Catalytic hydroconversion of Geting bituminous coal over FeNi–S/γ-Al2O3

Abstract

FeNi/γ-Al2O3 was prepared by thermally decomposing iron pentacarbonyl and nickel tetracarbonyl onto γ-Al2O3. Geting bituminous coal (GBC) was subjected to noncatalytic hydroconversion (NCHC) and catalytic hydroconversion (CHC) in the presence of FeNi/γ-Al2O3 and sulfur at 300°C for 3h. The reaction mixtures from both NCHC and CHC were fractionated to extracts 1–5 (E1–E5) by sequential extraction. The molecular compositions of E1–E5 were characterized with a Fourier transform infrared spectrometer, gas chromatography/mass spectrometer (GC/MS), and atmospheric solid analysis probe/time of flight-mass spectrometer (ASAP/TOF-MS).
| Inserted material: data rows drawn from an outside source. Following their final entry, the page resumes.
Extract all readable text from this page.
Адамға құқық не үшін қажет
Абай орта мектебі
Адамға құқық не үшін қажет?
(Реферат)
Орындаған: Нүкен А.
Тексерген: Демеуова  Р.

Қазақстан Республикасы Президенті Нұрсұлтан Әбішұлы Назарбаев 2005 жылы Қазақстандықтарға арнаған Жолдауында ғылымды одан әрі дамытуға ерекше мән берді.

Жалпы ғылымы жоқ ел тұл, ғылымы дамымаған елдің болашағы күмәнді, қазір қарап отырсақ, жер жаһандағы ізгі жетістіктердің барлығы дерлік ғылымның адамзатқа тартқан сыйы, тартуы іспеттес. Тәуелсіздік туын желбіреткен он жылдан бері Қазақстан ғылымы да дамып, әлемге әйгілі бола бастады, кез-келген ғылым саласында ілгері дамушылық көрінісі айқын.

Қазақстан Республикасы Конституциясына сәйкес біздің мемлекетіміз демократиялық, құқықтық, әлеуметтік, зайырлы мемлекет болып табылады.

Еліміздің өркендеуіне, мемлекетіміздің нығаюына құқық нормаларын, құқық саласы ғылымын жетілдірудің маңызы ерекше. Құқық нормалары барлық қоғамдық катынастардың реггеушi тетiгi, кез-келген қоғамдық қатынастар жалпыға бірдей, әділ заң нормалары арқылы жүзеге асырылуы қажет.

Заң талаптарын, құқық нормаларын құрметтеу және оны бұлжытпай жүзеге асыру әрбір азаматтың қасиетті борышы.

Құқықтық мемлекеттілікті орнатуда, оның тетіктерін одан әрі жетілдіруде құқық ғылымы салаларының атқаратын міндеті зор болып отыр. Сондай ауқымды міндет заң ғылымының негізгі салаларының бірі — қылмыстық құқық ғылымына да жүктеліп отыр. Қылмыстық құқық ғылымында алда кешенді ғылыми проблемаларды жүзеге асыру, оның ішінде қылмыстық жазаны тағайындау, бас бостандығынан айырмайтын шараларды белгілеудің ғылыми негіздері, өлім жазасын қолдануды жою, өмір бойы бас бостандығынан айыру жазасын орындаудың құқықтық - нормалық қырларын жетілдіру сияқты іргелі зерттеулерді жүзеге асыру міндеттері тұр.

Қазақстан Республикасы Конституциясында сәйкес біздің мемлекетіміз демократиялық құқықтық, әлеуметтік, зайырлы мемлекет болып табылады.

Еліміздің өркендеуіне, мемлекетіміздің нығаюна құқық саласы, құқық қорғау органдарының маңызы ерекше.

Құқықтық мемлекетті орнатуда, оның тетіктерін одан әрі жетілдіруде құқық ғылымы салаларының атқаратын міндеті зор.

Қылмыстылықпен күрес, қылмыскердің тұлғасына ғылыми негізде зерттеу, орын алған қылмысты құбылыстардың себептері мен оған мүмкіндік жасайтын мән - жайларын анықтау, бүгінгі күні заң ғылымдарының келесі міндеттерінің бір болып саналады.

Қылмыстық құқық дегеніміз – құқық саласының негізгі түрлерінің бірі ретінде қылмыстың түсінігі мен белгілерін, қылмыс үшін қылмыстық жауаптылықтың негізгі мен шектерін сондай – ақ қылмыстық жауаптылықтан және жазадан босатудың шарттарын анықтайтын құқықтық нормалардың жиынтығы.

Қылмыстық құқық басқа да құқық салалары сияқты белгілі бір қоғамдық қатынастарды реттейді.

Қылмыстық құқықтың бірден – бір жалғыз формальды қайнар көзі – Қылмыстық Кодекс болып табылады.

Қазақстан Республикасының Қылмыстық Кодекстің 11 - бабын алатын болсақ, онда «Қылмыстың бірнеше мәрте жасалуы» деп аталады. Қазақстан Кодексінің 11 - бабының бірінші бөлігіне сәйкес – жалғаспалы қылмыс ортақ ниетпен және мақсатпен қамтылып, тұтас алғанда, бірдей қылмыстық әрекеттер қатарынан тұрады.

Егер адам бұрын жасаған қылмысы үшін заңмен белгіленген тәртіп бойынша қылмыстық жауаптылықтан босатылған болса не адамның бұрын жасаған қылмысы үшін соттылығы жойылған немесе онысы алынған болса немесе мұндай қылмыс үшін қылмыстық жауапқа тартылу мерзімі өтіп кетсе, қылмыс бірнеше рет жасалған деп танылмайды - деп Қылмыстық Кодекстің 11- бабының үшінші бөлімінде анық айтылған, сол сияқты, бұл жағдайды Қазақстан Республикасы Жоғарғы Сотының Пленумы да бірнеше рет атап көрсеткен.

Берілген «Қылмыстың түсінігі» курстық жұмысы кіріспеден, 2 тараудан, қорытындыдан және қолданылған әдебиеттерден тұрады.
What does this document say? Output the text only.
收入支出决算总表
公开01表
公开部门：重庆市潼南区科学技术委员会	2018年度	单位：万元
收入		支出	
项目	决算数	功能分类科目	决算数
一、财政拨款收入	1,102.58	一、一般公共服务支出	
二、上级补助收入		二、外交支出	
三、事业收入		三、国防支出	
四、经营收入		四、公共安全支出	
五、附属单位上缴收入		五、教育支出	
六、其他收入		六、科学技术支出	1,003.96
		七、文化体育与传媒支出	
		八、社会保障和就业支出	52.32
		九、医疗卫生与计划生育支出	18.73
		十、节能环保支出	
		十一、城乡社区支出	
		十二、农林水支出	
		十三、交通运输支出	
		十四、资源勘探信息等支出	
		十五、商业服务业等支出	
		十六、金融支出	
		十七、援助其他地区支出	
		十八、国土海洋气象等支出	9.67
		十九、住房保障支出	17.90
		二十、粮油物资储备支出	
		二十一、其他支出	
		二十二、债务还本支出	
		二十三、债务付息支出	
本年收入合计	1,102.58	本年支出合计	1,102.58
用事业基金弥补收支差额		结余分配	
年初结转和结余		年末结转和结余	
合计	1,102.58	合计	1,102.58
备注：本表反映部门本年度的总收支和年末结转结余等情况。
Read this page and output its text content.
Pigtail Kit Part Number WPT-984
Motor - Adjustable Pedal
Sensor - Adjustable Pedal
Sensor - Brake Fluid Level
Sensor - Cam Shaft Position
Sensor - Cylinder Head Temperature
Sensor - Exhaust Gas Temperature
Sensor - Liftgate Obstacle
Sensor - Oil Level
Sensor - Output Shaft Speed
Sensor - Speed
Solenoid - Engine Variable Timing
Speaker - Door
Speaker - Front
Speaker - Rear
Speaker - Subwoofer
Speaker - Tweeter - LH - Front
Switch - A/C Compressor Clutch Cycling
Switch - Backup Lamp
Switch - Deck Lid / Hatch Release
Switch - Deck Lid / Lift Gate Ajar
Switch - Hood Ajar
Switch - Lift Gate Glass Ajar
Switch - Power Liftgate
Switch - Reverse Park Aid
The results show that the yields of E1–E5 from CHC of GBC are obviously higher than those from NCHC. According to GC/MS analysis, the group components in E1 from the CHC are dominated by alkanes, arenes, and arenols in remarkable higher yields than those from NCHC, and most of the arenes and arenols are alkyl-substituted ones. The addition of active hydrogen atoms catalytically generated over FeNi–S/γ-Al2O3 to the ipso-position of condensed aromatic rings (CARs) in GBC could play a crucial role in cleaving–CH2− and–O− linkages connected to the CARs and thereby enhanced the yields of alkylarenes and alkylarenols through CHC. Meanwhile, the partial hydrogenation of some CARs during CHC could promote the radical hydrogen transfer along with thermal rupture of some relatively strong bonds to produce soluble molecules. According to ASAP/TOF-MS analysis, the soluble species from both NCHC and CHC have molecular mass distributions ranging from 100 to 500 u. A series of polar and/or involatile organic species.